Car Lufthansa s’assure avec cette transaction une position de marché qui suscite de fortes critiques. Dès en amont de l’accord, les protestations des compagnies concurrentes contre le pouvoir à venir de cette compagnie avaient été acerbes. Aujourd’hui, les experts du marché ne cachent pas leurs inquiétudes sur la hausse des prix. « On a raté une occasion de réorganiser le marché allemand du transport aérien au profit de la concurrence et donc des clients. Sur les liaisons intérieures allemandes, comme Cologne-Munich ou Berlin-Francfort, il est probable qu’un quasi-monopole se crée. Cela ne se fera pas sans hausse des prix, car il n’y a plus de créneaux de décollage et d’atterrissage disponibles, » prévient Tomaso Duso, directeur du département entreprises et marchés à l’Institut économique de Berlin (DIW).

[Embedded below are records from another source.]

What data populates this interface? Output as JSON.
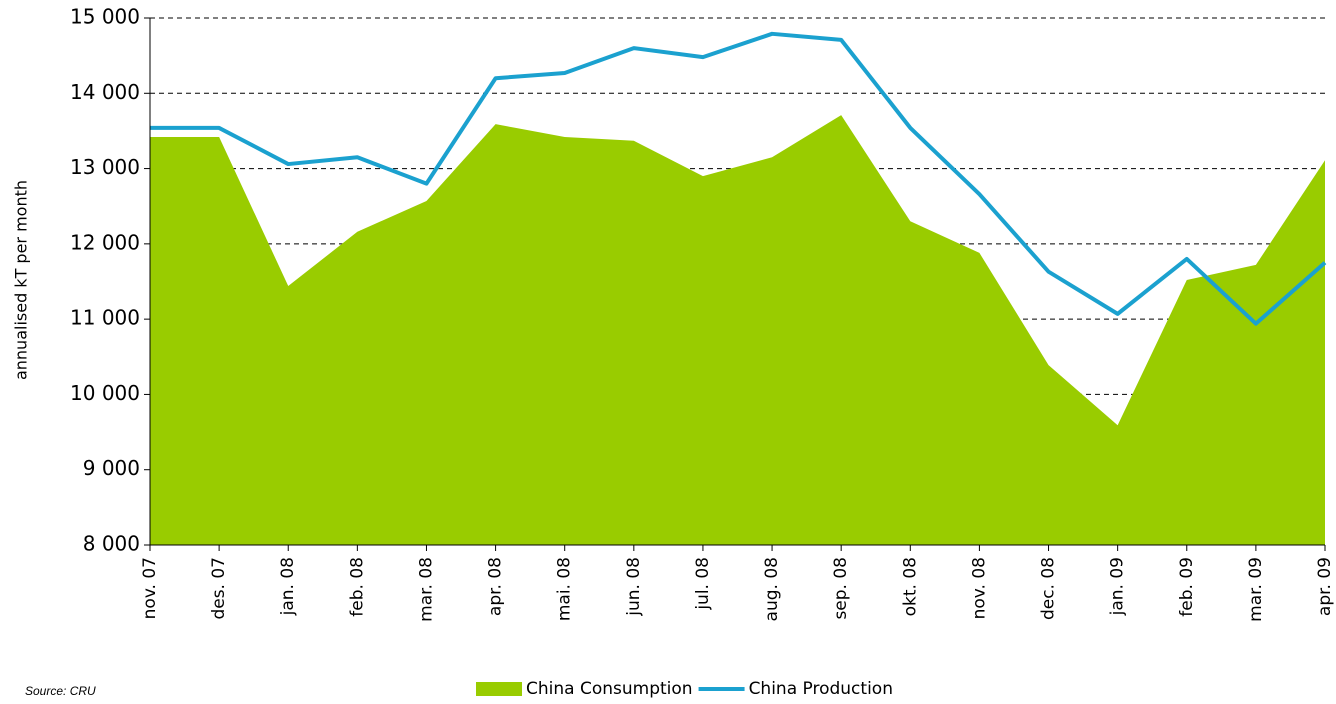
{
  "chart_data": {
    "type": "area-line",
    "y_label": "annualised kT per month",
    "source": "Source: CRU",
    "categories": [
      "nov. 07",
      "des. 07",
      "jan. 08",
      "feb. 08",
      "mar. 08",
      "apr. 08",
      "mai. 08",
      "jun. 08",
      "jul. 08",
      "aug. 08",
      "sep. 08",
      "okt. 08",
      "nov. 08",
      "dec. 08",
      "jan. 09",
      "feb. 09",
      "mar. 09",
      "apr. 09"
    ],
    "series": [
      {
        "name": "China Consumption",
        "kind": "area",
        "color": "#99cc00",
        "values": [
          13420,
          13420,
          11440,
          12160,
          12570,
          13590,
          13420,
          13370,
          12900,
          13150,
          13710,
          12300,
          11880,
          10390,
          9590,
          11520,
          11720,
          13110
        ]
      },
      {
        "name": "China Production",
        "kind": "line",
        "color": "#1ba1cf",
        "values": [
          13540,
          13540,
          13060,
          13150,
          12800,
          14200,
          14270,
          14600,
          14480,
          14790,
          14710,
          13540,
          12660,
          11630,
          11070,
          11800,
          10940,
          11750
        ]
      }
    ],
    "ylim": [
      8000,
      15000
    ],
    "yticks": [
      {
        "value": 8000,
        "label": "8 000"
      },
      {
        "value": 9000,
        "label": "9 000"
      },
      {
        "value": 10000,
        "label": "10 000"
      },
      {
        "value": 11000,
        "label": "11 000"
      },
      {
        "value": 12000,
        "label": "12 000"
      },
      {
        "value": 13000,
        "label": "13 000"
      },
      {
        "value": 14000,
        "label": "14 000"
      },
      {
        "value": 15000,
        "label": "15 000"
      }
    ],
    "grid": true
  }
}
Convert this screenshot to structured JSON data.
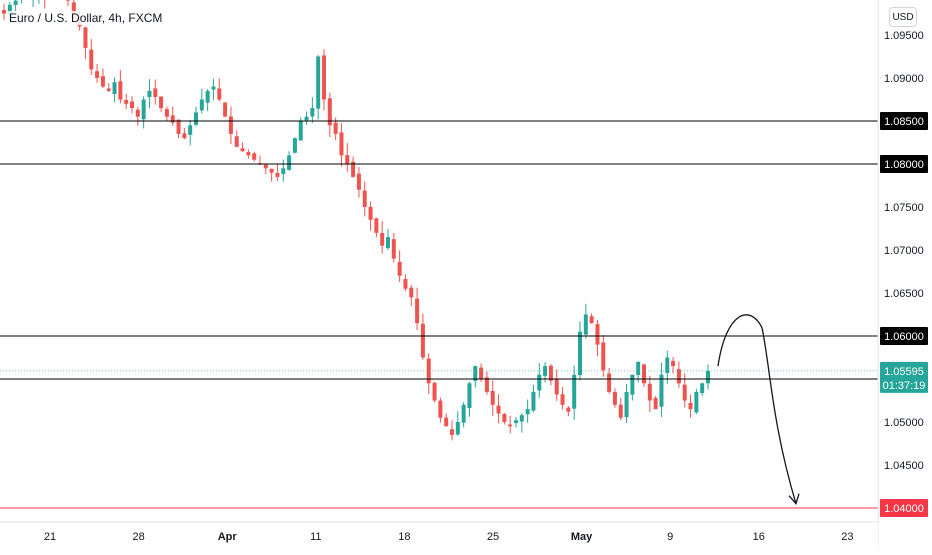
{
  "chart_header": {
    "title": "Euro / U.S. Dollar, 4h, FXCM",
    "currency_button": "USD"
  },
  "colors": {
    "up": "#26a69a",
    "down": "#ef5350",
    "level_line": "#000000",
    "target_line": "#f23645",
    "current_price": "#26a69a"
  },
  "current_price": {
    "value": "1.05595",
    "countdown": "01:37:19"
  },
  "chart_data": {
    "type": "candlestick",
    "ylim": [
      1.03,
      1.1
    ],
    "price_ticks": [
      1.095,
      1.09,
      1.085,
      1.08,
      1.075,
      1.07,
      1.065,
      1.06,
      1.055,
      1.05,
      1.045,
      1.04
    ],
    "price_tick_labels": [
      "1.09500",
      "1.09000",
      "1.08500",
      "1.08000",
      "1.07500",
      "1.07000",
      "1.06500",
      "1.06000",
      "1.05500",
      "1.05000",
      "1.04500",
      "1.04000"
    ],
    "x_ticks": [
      {
        "label": "21",
        "bold": false
      },
      {
        "label": "28",
        "bold": false
      },
      {
        "label": "Apr",
        "bold": true
      },
      {
        "label": "11",
        "bold": false
      },
      {
        "label": "18",
        "bold": false
      },
      {
        "label": "25",
        "bold": false
      },
      {
        "label": "May",
        "bold": true
      },
      {
        "label": "9",
        "bold": false
      },
      {
        "label": "16",
        "bold": false
      },
      {
        "label": "23",
        "bold": false
      }
    ],
    "horizontal_levels": [
      {
        "price": 1.085,
        "label": "1.08500",
        "style": "black"
      },
      {
        "price": 1.08,
        "label": "1.08000",
        "style": "black"
      },
      {
        "price": 1.06,
        "label": "1.06000",
        "style": "black"
      },
      {
        "price": 1.055,
        "label": "1.05500",
        "style": "black"
      },
      {
        "price": 1.04,
        "label": "1.04000",
        "style": "red"
      }
    ],
    "close_path": [
      1.0975,
      1.0985,
      1.099,
      1.0995,
      1.0992,
      1.0996,
      1.0998,
      1.0994,
      1.0997,
      1.0999,
      1.0995,
      1.099,
      1.097,
      1.096,
      1.0935,
      1.091,
      1.09,
      1.089,
      1.0885,
      1.0895,
      1.0875,
      1.087,
      1.0865,
      1.0855,
      1.0875,
      1.0885,
      1.0878,
      1.0865,
      1.0855,
      1.0848,
      1.0835,
      1.083,
      1.0845,
      1.086,
      1.0875,
      1.0885,
      1.089,
      1.0875,
      1.0855,
      1.0835,
      1.082,
      1.0815,
      1.081,
      1.0805,
      1.08,
      1.0795,
      1.079,
      1.0785,
      1.0795,
      1.081,
      1.083,
      1.085,
      1.0855,
      1.0865,
      1.0925,
      1.0875,
      1.0845,
      1.0835,
      1.081,
      1.08,
      1.0785,
      1.077,
      1.075,
      1.0735,
      1.072,
      1.0705,
      1.0715,
      1.069,
      1.067,
      1.0655,
      1.0645,
      1.0615,
      1.0575,
      1.0545,
      1.0525,
      1.0505,
      1.0495,
      1.0485,
      1.05,
      1.052,
      1.0545,
      1.0565,
      1.055,
      1.0535,
      1.052,
      1.051,
      1.05,
      1.0495,
      1.0502,
      1.0508,
      1.0515,
      1.0535,
      1.0555,
      1.0565,
      1.0548,
      1.0532,
      1.052,
      1.0512,
      1.0555,
      1.0605,
      1.0625,
      1.0615,
      1.059,
      1.056,
      1.0535,
      1.052,
      1.0505,
      1.0535,
      1.0555,
      1.057,
      1.0545,
      1.0525,
      1.0515,
      1.0555,
      1.0575,
      1.0565,
      1.0545,
      1.0525,
      1.0515,
      1.0535,
      1.0545,
      1.05595
    ],
    "forecast_drawing": {
      "type": "hand-drawn-arrow",
      "from_price": 1.0565,
      "peak_price": 1.0612,
      "to_price": 1.0405
    }
  }
}
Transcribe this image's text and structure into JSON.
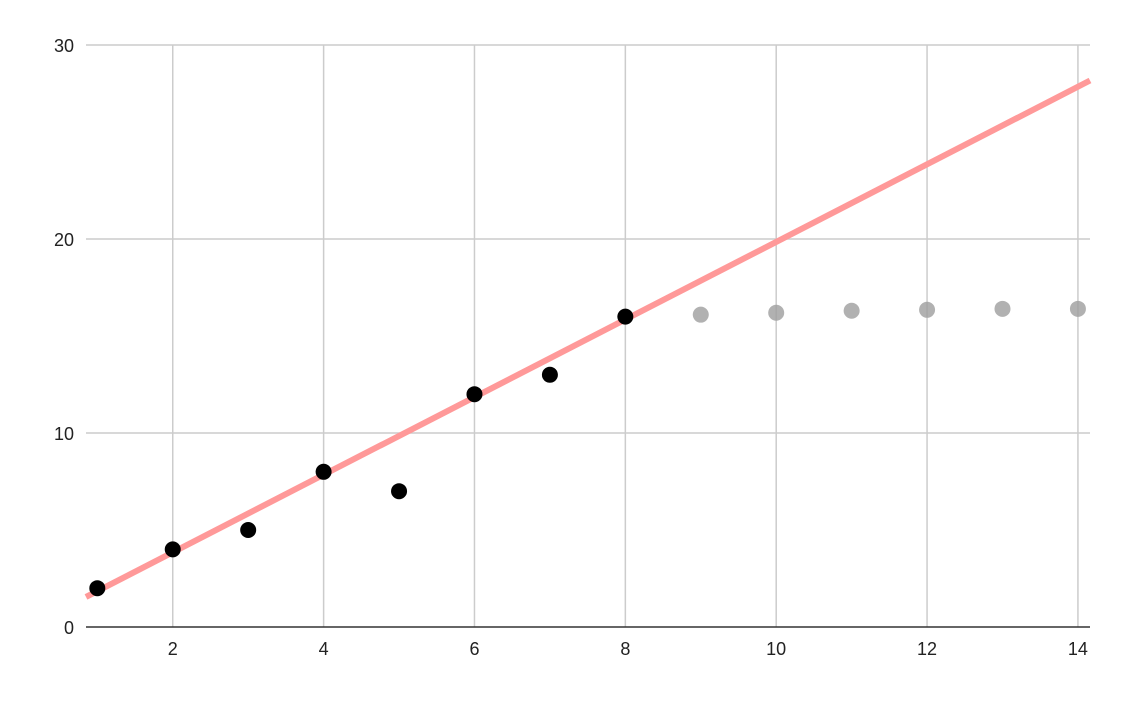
{
  "chart_data": {
    "type": "scatter",
    "title": "",
    "xlabel": "",
    "ylabel": "",
    "xlim": [
      0.85,
      14.16
    ],
    "ylim": [
      0,
      30
    ],
    "x_ticks": [
      "2",
      "4",
      "6",
      "8",
      "10",
      "12",
      "14"
    ],
    "x_tick_values": [
      2,
      4,
      6,
      8,
      10,
      12,
      14
    ],
    "x_minor_grid": [
      1,
      3,
      5,
      7,
      9,
      11,
      13
    ],
    "y_ticks": [
      "0",
      "10",
      "20",
      "30"
    ],
    "y_tick_values": [
      0,
      10,
      20,
      30
    ],
    "grid": true,
    "legend": "none",
    "series": [
      {
        "x": [
          1,
          2,
          3,
          4,
          5,
          6,
          7,
          8
        ],
        "y": [
          2,
          4,
          5,
          8,
          7,
          12,
          13,
          16
        ],
        "color": "#000000",
        "style": "points"
      },
      {
        "x": [
          9,
          10,
          11,
          12,
          13,
          14
        ],
        "y": [
          16.1,
          16.2,
          16.3,
          16.35,
          16.4,
          16.4
        ],
        "color": "#9e9e9e",
        "style": "points"
      }
    ],
    "trendline": {
      "type": "linear",
      "slope": 2.0,
      "intercept": -0.15,
      "color": "#ff9999"
    }
  }
}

98 % sur les liaisons intérieures

Selon les chiffres de Bank of America Merrill Lynch, le groupe Lufthansa, en incluant sa filiale à bas coût Eurowings et Air Berlin dans son ensemble, détiendrait une part de marché de 98 % sur les liaisons intérieures allemandes et de 65 % sur les liaisons européennes au départ de l’Allemagne. La participation renforcée sur ces segments d’un autre acteur comme EasyJet est considérée par beaucoup d’experts comme un garant indispensable de la concurrence.

Mais Carsten Spohr s’est défendu, jeudi, dans les colonnes du quotidien Handelsblatt : « Aucune autre branche n’a connu de telles baisses continuelles de prix ces dernières années. Les tarifs sont parfois si faibles que les compagnies ne peuvent plus vivre », a déclaré le patron de Lufthansa. Il estime tout de même que la concurrence « pourrait s’installer sur les liaisons sur lesquelles seules Lufthansa et Air Berlin se faisaient face », arguant que la filiale à bas coûts du groupe, Eurowings, pourrait elle-même proposer des prix inférieurs à ceux de Lufthansa.

« C’est une tentative à bon marché de minimiser les problèmes de concurrence, estime Daniel Zimmer, l’ancien directeur de la commission sur le monopole, un organe chargé de conseiller le gouvernement allemand dans les dossiers de concurrence. Aucun directeur ne va jamais chercher à créer entre deux de ses entreprises du même groupe la même concurrence que celle à laquelle se livraient jusqu’ici Lufthansa et AirBerlin. »

L’actuel directeur de la même commission, Achim Wambach, s’est déclaré certain que la Commission européenne évaluera le deal de près. « Les autorités vont empêcher la création d’un monopole », a-t-il déclaré, avançant que l’Europe ne pouvait être considérée comme un marché homogène et qu’il fallait examiner les trajets un par un. Une dernière ligne droite dans les projets de Lufthansa, qui veut faire de sa filiale Eurowings le grand concurrent d’EasyJet et de Ryanair sur le marché européen.